Moving over to the question that, can mushrooms be consumed by pregnant women? The answer is Yes! As discussed earlier, mushrooms are rich source of vitamins, fibers, protein, potassium, wide range of antioxidants and folates. Many women often take folic acid or folate supplements during pregnancy to boost fatal health. However, a pregnant woman should avoid consuming raw, uncooked mushrooms as they have carcinogens in them and avoid consuming magic mushrooms as it has chemical called psilocybin that alters brain activity.
The anti- inflammatory compounds indentified in mushrooms include polysaccardies, terpenes, phenolic acids, steroids, fatty acids and other metabolites.
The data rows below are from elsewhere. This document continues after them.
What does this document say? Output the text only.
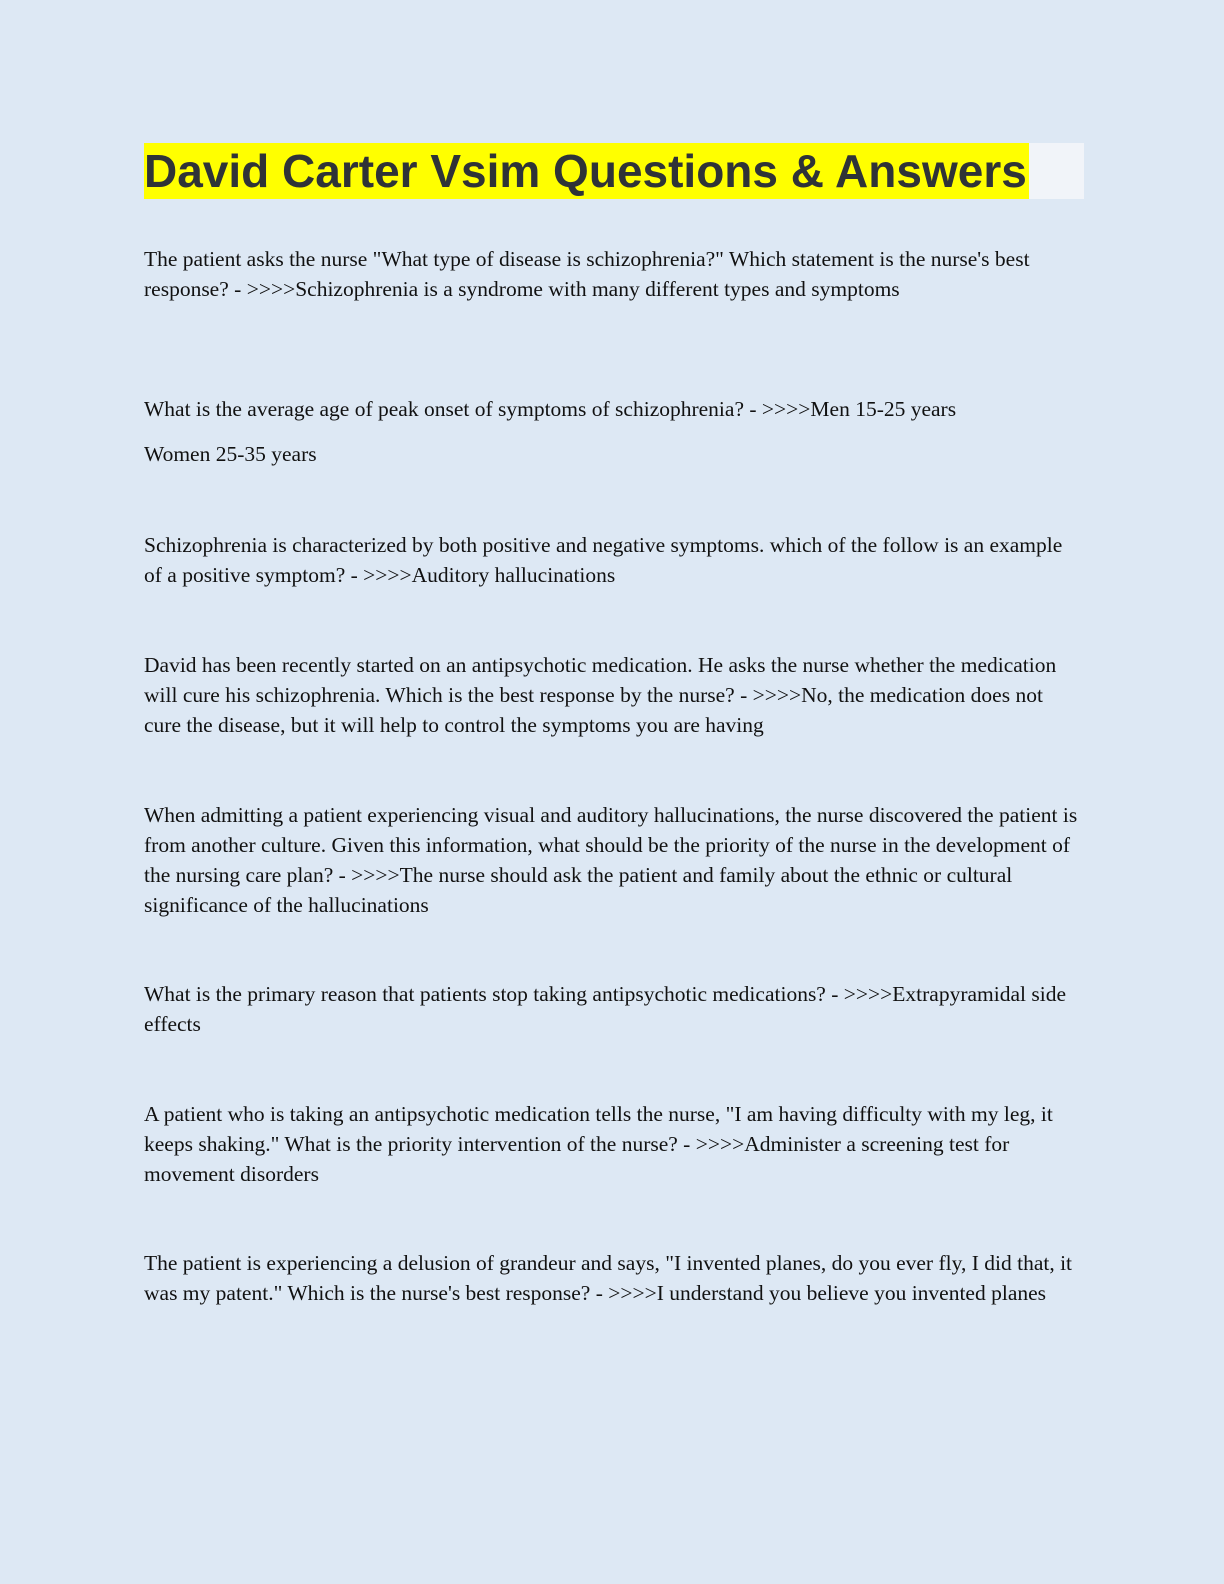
David Carter Vsim Questions & Answers

The patient asks the nurse "What type of disease is schizophrenia?" Which statement is the nurse's best response? - >>>>Schizophrenia is a syndrome with many different types and symptoms

What is the average age of peak onset of symptoms of schizophrenia? - >>>>Men 15-25 years

Women 25-35 years

Schizophrenia is characterized by both positive and negative symptoms. which of the follow is an example of a positive symptom? - >>>>Auditory hallucinations

David has been recently started on an antipsychotic medication. He asks the nurse whether the medication will cure his schizophrenia. Which is the best response by the nurse? - >>>>No, the medication does not cure the disease, but it will help to control the symptoms you are having

When admitting a patient experiencing visual and auditory hallucinations, the nurse discovered the patient is from another culture. Given this information, what should be the priority of the nurse in the development of the nursing care plan? - >>>>The nurse should ask the patient and family about the ethnic or cultural significance of the hallucinations

What is the primary reason that patients stop taking antipsychotic medications? - >>>>Extrapyramidal side effects

A patient who is taking an antipsychotic medication tells the nurse, "I am having difficulty with my leg, it keeps shaking." What is the priority intervention of the nurse? - >>>>Administer a screening test for movement disorders

The patient is experiencing a delusion of grandeur and says, "I invented planes, do you ever fly, I did that, it was my patent." Which is the nurse's best response? - >>>>I understand you believe you invented planes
The concentration and efficacy of bioactive compounds are varied and depends on the type of mushroom, substrate applied, cultivation and fruiting conditions, stage of development, age of the fresh mushroom, storage conditions and processing and cooking procedures. For people suffering from arthritis or gout, Reishi mushroom extracts can be very helpful. It has also been relied on for relieving headaches. Choloform that can be extracted from G. lucidum shows significant anti- inflammatory activity. A number of studies showed that mushrooms extracts express a higher antimicrobial activity against gram positive bacteria.
The four major medicinal mushrooms are Reishi, Turkey Tail, Chaga and Lion’s Mane. Reishi mushroom carries a powerful array of immune boosting properties like many medicinal mushrooms. However what make Reishi unique are its calming properties which are caused by the compound triterpene. This amazing compound alleviates anxiety eases depression and encourages sleep. It also lowers blood pressure and encourages heart health. Turkey Tail is quickly becoming known for its anti- cancer compound known as PSK (polysaccharides-K) which has increased the survival rates of people with certain cancers and improved the immune system of people receiving chemotherapy. Chaga has the highest rate of antioxidants in nature; this makes it a powerhouse in fighting against free radicals which speed the aging process. It also provides long lasting mental clarity similar to coffee. Lion’s Mane is a powerful brain food; it actually helps the growth of bioprotein NGF (never growth factor) and mycelin which are both crucial to brain health. In fact studies have shown daily consumption of Lion’s Mane can help regenerate brain cells and improve the functioning of the hippocampus which is the region of the brain responsible for processing memories and emotional responses.
Mushrooms have a long association with humankind and provide profound biological and economic impact. From ancient times man has consumed wild mushrooms with delicacy probably for their taste and pleasing flavor. So, if you feel damp and lonely like a mushroom, find the thick, creamy soup of joyfulness and just drive into it in order to make life tastier.